Institute for Criminal Justice reform (ICJR) mengecam keras reviktimisasi korban dalam kasus pemerkosaan yang menimpa Anak 14 Tahun yang diduga dilakukan oleh 20 orang pelaku pada Tanggal 4 November 2017 di Bengkulu.
Namun,melalui surat 013/LPA-Prov.BKL/XI/2017 LPA Bengkulu telah menyatakan bahwa tindakan yang dilakukan oleh pelaku berupa persetubuhan terhadap anak usia 14 tahun bukanlah merupakan perkosaan lantaran dilakukan atas dasar suka sama suka. LPA Bengkulu dalam surat yang sama juga memberikan stigmatisasi terhadap korban dengan menyatakan bahwa korban “sudah terkenal” lengkap dengan penggunaan tanda kutip.
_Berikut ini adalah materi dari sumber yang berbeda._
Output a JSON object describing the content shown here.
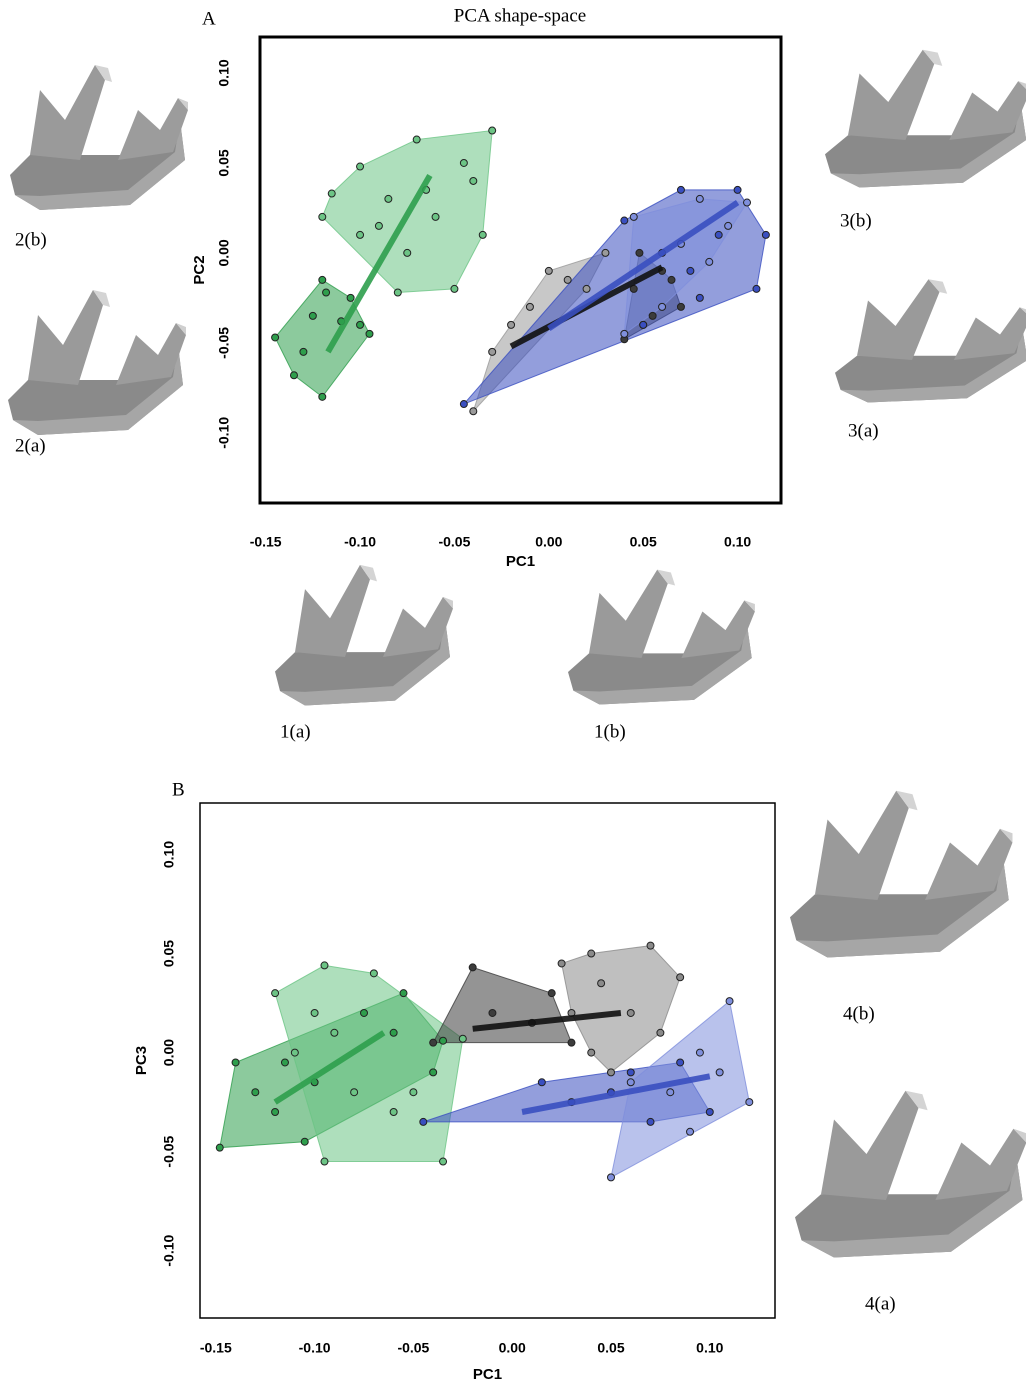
{
  "chart_data": [
    {
      "type": "scatter",
      "panel": "A",
      "title": "PCA shape-space",
      "xlabel": "PC1",
      "ylabel": "PC2",
      "xlim": [
        -0.153,
        0.123
      ],
      "ylim": [
        -0.139,
        0.12
      ],
      "xticks": [
        -0.15,
        {
          "value": -0.1,
          "label": "-0.10"
        },
        -0.05,
        {
          "value": 0,
          "label": "0.00"
        },
        0.05,
        {
          "value": 0.1,
          "label": "0.10"
        }
      ],
      "yticks": [
        {
          "value": -0.1,
          "label": "-0.10"
        },
        -0.05,
        {
          "value": 0,
          "label": "0.00"
        },
        0.05,
        {
          "value": 0.1,
          "label": "0.10"
        }
      ],
      "annotations": [
        "2(b)",
        "2(a)",
        "3(b)",
        "3(a)",
        "1(a)",
        "1(b)"
      ],
      "series": [
        {
          "color": "#2e9e4c",
          "x": [
            -0.145,
            -0.135,
            -0.12,
            -0.12,
            -0.118,
            -0.11,
            -0.13,
            -0.1,
            -0.095,
            -0.105,
            -0.125
          ],
          "values": [
            -0.047,
            -0.068,
            -0.08,
            -0.015,
            -0.022,
            -0.038,
            -0.055,
            -0.04,
            -0.045,
            -0.025,
            -0.035
          ],
          "trend": {
            "x": [
              -0.117,
              -0.063
            ],
            "values": [
              -0.055,
              0.043
            ]
          }
        },
        {
          "color": "#6cc485",
          "x": [
            -0.115,
            -0.12,
            -0.1,
            -0.07,
            -0.03,
            -0.04,
            -0.035,
            -0.05,
            -0.08,
            -0.1,
            -0.085,
            -0.06,
            -0.075,
            -0.09,
            -0.045,
            -0.065
          ],
          "values": [
            0.033,
            0.02,
            0.048,
            0.063,
            0.068,
            0.04,
            0.01,
            -0.02,
            -0.022,
            0.01,
            0.03,
            0.02,
            0.0,
            0.015,
            0.05,
            0.035
          ]
        },
        {
          "color": "#9a9a9a",
          "x": [
            -0.02,
            -0.01,
            -0.04,
            0.0,
            0.03,
            0.02,
            -0.03,
            0.01
          ],
          "values": [
            -0.04,
            -0.03,
            -0.088,
            -0.01,
            0.0,
            -0.02,
            -0.055,
            -0.015
          ]
        },
        {
          "color": "#3c3c3c",
          "x": [
            0.04,
            0.045,
            0.06,
            0.07,
            0.055,
            0.05,
            0.065,
            0.048
          ],
          "values": [
            -0.048,
            -0.02,
            -0.01,
            -0.03,
            -0.035,
            -0.04,
            -0.015,
            0.0
          ],
          "trend": {
            "x": [
              -0.02,
              0.06
            ],
            "values": [
              -0.052,
              -0.008
            ]
          }
        },
        {
          "color": "#3a4fc0",
          "x": [
            -0.045,
            0.04,
            0.07,
            0.1,
            0.115,
            0.11,
            0.08,
            0.05,
            0.06,
            0.09,
            0.075
          ],
          "values": [
            -0.084,
            0.018,
            0.035,
            0.035,
            0.01,
            -0.02,
            -0.025,
            -0.04,
            0.0,
            0.01,
            -0.01
          ],
          "trend": {
            "x": [
              0.0,
              0.1
            ],
            "values": [
              -0.042,
              0.028
            ]
          }
        },
        {
          "color": "#7f8fdc",
          "x": [
            0.045,
            0.08,
            0.105,
            0.095,
            0.06,
            0.04,
            0.07,
            0.085
          ],
          "values": [
            0.02,
            0.03,
            0.028,
            0.015,
            -0.03,
            -0.045,
            0.005,
            -0.005
          ]
        }
      ]
    },
    {
      "type": "scatter",
      "panel": "B",
      "xlabel": "PC1",
      "ylabel": "PC3",
      "xlim": [
        -0.158,
        0.133
      ],
      "ylim": [
        -0.134,
        0.126
      ],
      "xticks": [
        -0.15,
        {
          "value": -0.1,
          "label": "-0.10"
        },
        -0.05,
        {
          "value": 0,
          "label": "0.00"
        },
        0.05,
        {
          "value": 0.1,
          "label": "0.10"
        }
      ],
      "yticks": [
        {
          "value": -0.1,
          "label": "-0.10"
        },
        -0.05,
        {
          "value": 0,
          "label": "0.00"
        },
        0.05,
        {
          "value": 0.1,
          "label": "0.10"
        }
      ],
      "annotations": [
        "4(b)",
        "4(a)"
      ],
      "series": [
        {
          "color": "#2e9e4c",
          "x": [
            -0.148,
            -0.14,
            -0.12,
            -0.105,
            -0.1,
            -0.115,
            -0.13,
            -0.06,
            -0.055,
            -0.035,
            -0.04,
            -0.075
          ],
          "values": [
            -0.048,
            -0.005,
            -0.03,
            -0.045,
            -0.015,
            -0.005,
            -0.02,
            0.01,
            0.03,
            0.006,
            -0.01,
            0.02
          ],
          "trend": {
            "x": [
              -0.12,
              -0.065
            ],
            "values": [
              -0.025,
              0.01
            ]
          }
        },
        {
          "color": "#6cc485",
          "x": [
            -0.12,
            -0.095,
            -0.07,
            -0.025,
            -0.035,
            -0.095,
            -0.11,
            -0.08,
            -0.06,
            -0.09,
            -0.05,
            -0.1
          ],
          "values": [
            0.03,
            0.044,
            0.04,
            0.007,
            -0.055,
            -0.055,
            0.0,
            -0.02,
            -0.03,
            0.01,
            -0.02,
            0.02
          ]
        },
        {
          "color": "#3c3c3c",
          "x": [
            -0.04,
            -0.02,
            0.02,
            0.03,
            -0.01,
            0.01
          ],
          "values": [
            0.005,
            0.043,
            0.03,
            0.005,
            0.02,
            0.015
          ],
          "trend": {
            "x": [
              -0.02,
              0.055
            ],
            "values": [
              0.012,
              0.02
            ]
          }
        },
        {
          "color": "#8a8a8a",
          "x": [
            0.025,
            0.04,
            0.07,
            0.085,
            0.075,
            0.05,
            0.04,
            0.03,
            0.06,
            0.045
          ],
          "values": [
            0.045,
            0.05,
            0.054,
            0.038,
            0.01,
            -0.01,
            0.0,
            0.02,
            0.02,
            0.035
          ]
        },
        {
          "color": "#3a4fc0",
          "x": [
            -0.045,
            0.015,
            0.06,
            0.085,
            0.1,
            0.07,
            0.03,
            0.05
          ],
          "values": [
            -0.035,
            -0.015,
            -0.01,
            -0.005,
            -0.03,
            -0.035,
            -0.025,
            -0.02
          ],
          "trend": {
            "x": [
              0.005,
              0.1
            ],
            "values": [
              -0.03,
              -0.012
            ]
          }
        },
        {
          "color": "#7f8fdc",
          "x": [
            0.05,
            0.06,
            0.11,
            0.12,
            0.09,
            0.105,
            0.08,
            0.095
          ],
          "values": [
            -0.063,
            -0.015,
            0.026,
            -0.025,
            -0.04,
            -0.01,
            -0.02,
            0.0
          ]
        }
      ]
    }
  ]
}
Respon yang dilakukan LPA ini memprihatinkan karena pernyataan tersebut justru datang dari lembaga yang menyatakan dirinya sebagai pelindung bagi anak, lembaga inilah yang seharusnya memberikan pendampingan kepada korban kekerasan seksual khususnya korban anak.
Sudah secara tegas sudah dinyatakan bahwa dalam Pasal 81 ayat (1) UU No 23 tahun 2002 sebagaimana telah diubah dengan UU No 17 tahun 2016 tentang Perubahan Kedua UU No 23 tahun 2002 tentang Perlindungan anak, bahwa segala bentuk persetubuhan terhadap anak dibawah 18 tahun merupakan tindak pidana. Tindakan yang dilakukan oleh pelaku dengan bentuk apapun termasuk jika didalamnya ada bujuk rayu tidak serta merta menjadikan perbuatan tersebut tidak dapat dijerat secara pidana.
Pernyataan LPA ini jelas menambah deret panjang fakta memilukan tentang penanganan korban kekerasan seksual. Sebelumnya pada pertengahan bulan lalu secara mengejutkan Kepala Kepolisian Republik Indonesia (Kapolri) Tito Karnavian dalam wawancaranya dengan BBC menyarankan polisi untuk menanyakan tentang “nyaman atau tidaknya” korban perkosaan pada saat terjadi perkosaan. Belum lagi pada awal tahun 2017 Petugas Kepolisian di Polsek Jatinegara secara gamblang menyatakan bahwa tindakan seorang pelaku yang memegang paha seorang perempuan di dalam bus transjakarta bukan merupakan pelecehan seksual. Petugas kepolisian tersebut secara bahkan secara terbuka menyatakan bahwa “pelecehan seksual bisa terjadi jika korban mengenakan rok mini, kalau pelecehan, kan dia megang payudara atau megang alat kelaminnya atau barang si laki dikeluarin ditampilin”.
Kondisi seperti ini tidak hanya terjadi dalam tataran penyelidikan dan penyidikan oleh kepolisian, pertimbangan-pertimbangan hakim dalam kasus kekerasan seksual tak jarang memuat hal-hal yang tidak relevan yang cenderung memojokkan korban, Pertama, dalam Putusan 1391/Pib.B/PA/2007/PN. LP kasus pencabulan hakim justru memberikan pertimbangan yang tidak relevan dengan menjabarkan perbuatan-perbuatan korban yang dinilainya melanggar ketertiban umum, Kedua, dalam 152 Pid.Sus 2014 PN BB, dalam pertimbangannya, hakim secara terbuka menyatakan bahwa respon atau tanggapan korban telah melancarkan terjadinya persetubuhan sehingga hal tersebut dapat dijadikan dasar peringan hukuman.
Fakta-fakta yang terjadi dalam sistem peradilan pidana ini sebenarnya merupakan afirmasi dari kesalahan pengaturan tindak pidana mengenai kekerasan seksual di Indonesia, pengaturan kekerasan seksual selama ini meninggalkan situasi korban dalam penanganannya, korban dipandang hanya sebatas saksi dalam konteks pembuktian, sehingga fokus yang diberikan hanya melulu pada pelaku tindak pidana bukan pendampingan terhadap korban.
Kendati Mahkamah Agung sudah mengesahkan Peraturan Mahkamah Agung No 3 tahun 2017 tentang Pedoman Mengadili Perempuan Berhadapan dengan Hukum yang memuat tentang larangan menunjukkan sikap merendahkan, menyalahkan, mengintimidasi perempuan sebagai korban oleh hakim, namun pengaturan tersebut hanya berlaku bagi hakim, sehingga perlu ada jaminan menyeluruh pada setiap tahap proses peradilan pidana bahwa korban tidak boleh mendapatkan viktimisasi ganda, terlebih dari lembaga yang seharusnya melindunginya.